IBM is the world’s largest information technology company, with 80 years of leadership in helping businesses innovate. IBM software offers the widest range of infrastructure software for all types of computing platforms, allowing customers to take full advantage of the new era of e-business. The fastest way to get more information about IBM software is through the IBM home page at http://www.ibm.com/software/.
Founded in 1975, Microsoft (Nasdaq “MSFT”) is the worldwide leader in software, services and Internet technologies for personal and business computing. The company offers a wide range of products and services designed to empower people through great software — any time, any place and on any device.
Statements in this announcement other than historical data and information constitute forward-looking statements within the meaning of Section 27A of the Securities Act of 1933 and Section 21E of the Securities Exchange Act of 1934. These statements involve risks and uncertainties that could cause VeriSign’s actual results to differ materially from those stated or implied by such forward-looking statements.

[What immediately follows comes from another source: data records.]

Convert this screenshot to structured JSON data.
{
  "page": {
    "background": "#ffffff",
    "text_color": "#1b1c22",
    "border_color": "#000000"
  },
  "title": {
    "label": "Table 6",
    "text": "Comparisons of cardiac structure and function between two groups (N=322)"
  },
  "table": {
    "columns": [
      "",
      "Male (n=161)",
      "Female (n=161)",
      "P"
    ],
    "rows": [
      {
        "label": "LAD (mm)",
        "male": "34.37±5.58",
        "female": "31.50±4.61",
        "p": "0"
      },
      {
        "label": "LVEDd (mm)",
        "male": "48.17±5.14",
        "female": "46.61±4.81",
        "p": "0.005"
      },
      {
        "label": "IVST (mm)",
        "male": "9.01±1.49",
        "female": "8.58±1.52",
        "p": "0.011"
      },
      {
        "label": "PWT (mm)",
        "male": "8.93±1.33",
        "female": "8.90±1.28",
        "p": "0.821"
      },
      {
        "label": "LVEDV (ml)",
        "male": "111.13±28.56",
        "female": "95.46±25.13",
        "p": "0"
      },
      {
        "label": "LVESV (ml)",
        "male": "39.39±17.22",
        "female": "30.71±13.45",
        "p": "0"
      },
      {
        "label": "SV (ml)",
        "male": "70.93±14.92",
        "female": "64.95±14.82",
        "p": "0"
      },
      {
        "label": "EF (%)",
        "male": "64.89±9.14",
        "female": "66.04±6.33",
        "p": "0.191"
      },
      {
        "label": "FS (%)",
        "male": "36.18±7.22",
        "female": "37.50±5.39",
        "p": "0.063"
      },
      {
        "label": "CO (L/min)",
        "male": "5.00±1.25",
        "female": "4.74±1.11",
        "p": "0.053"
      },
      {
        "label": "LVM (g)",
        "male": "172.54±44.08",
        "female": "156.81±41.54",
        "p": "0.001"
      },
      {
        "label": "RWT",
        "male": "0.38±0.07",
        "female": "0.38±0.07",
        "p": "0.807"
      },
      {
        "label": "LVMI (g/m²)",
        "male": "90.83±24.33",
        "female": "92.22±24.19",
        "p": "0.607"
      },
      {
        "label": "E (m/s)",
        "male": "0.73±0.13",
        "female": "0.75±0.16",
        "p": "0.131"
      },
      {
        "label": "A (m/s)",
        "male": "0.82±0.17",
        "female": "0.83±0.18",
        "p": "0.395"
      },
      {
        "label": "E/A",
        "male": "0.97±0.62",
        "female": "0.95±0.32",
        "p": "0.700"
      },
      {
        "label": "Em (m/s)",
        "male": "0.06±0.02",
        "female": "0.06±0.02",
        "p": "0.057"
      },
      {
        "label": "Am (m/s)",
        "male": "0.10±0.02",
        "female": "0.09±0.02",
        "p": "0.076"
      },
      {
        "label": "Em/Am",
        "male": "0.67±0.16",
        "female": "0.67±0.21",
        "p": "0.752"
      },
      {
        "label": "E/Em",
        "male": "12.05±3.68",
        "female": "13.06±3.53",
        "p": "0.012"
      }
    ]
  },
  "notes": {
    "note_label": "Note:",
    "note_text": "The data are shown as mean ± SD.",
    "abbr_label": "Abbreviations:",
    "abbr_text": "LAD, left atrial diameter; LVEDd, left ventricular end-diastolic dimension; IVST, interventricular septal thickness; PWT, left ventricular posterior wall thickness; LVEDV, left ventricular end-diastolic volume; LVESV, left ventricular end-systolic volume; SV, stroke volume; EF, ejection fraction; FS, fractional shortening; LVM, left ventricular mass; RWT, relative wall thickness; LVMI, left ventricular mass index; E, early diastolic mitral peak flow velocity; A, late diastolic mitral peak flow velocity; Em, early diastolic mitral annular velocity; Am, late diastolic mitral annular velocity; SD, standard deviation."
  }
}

The potential risks and uncertainties include, among others: VeriSign’s limited operating history under its current business structure; the risk that VeriSign and its acquired businesses will not be integrated successfully and unanticipated costs of such integration; uncertainty of future revenue and profitability and potential fluctuations in quarterly operating results; failure of the combined company to retain and hire key executives, technical personnel and other employees; failure of the combined company to manage its growth and the difficulty of successfully managing a larger, more geographically dispersed organization; failure of the combined company to successfully manage relationships with customers, suppliers and strategic customers; network outages, network capacity constraints or security breaches; failure of the combined company’s customers to accept new services or to continue using the products and services of the combined company; and competition in the various markets serviced by the combined company. More information about potential factors that could affect the company’s business and financial results is included in VeriSign’s filings with the Securities and Exchange Commission, especially in the company’s Annual Report on Form 10-K for the year ended Dec. 31, 2001.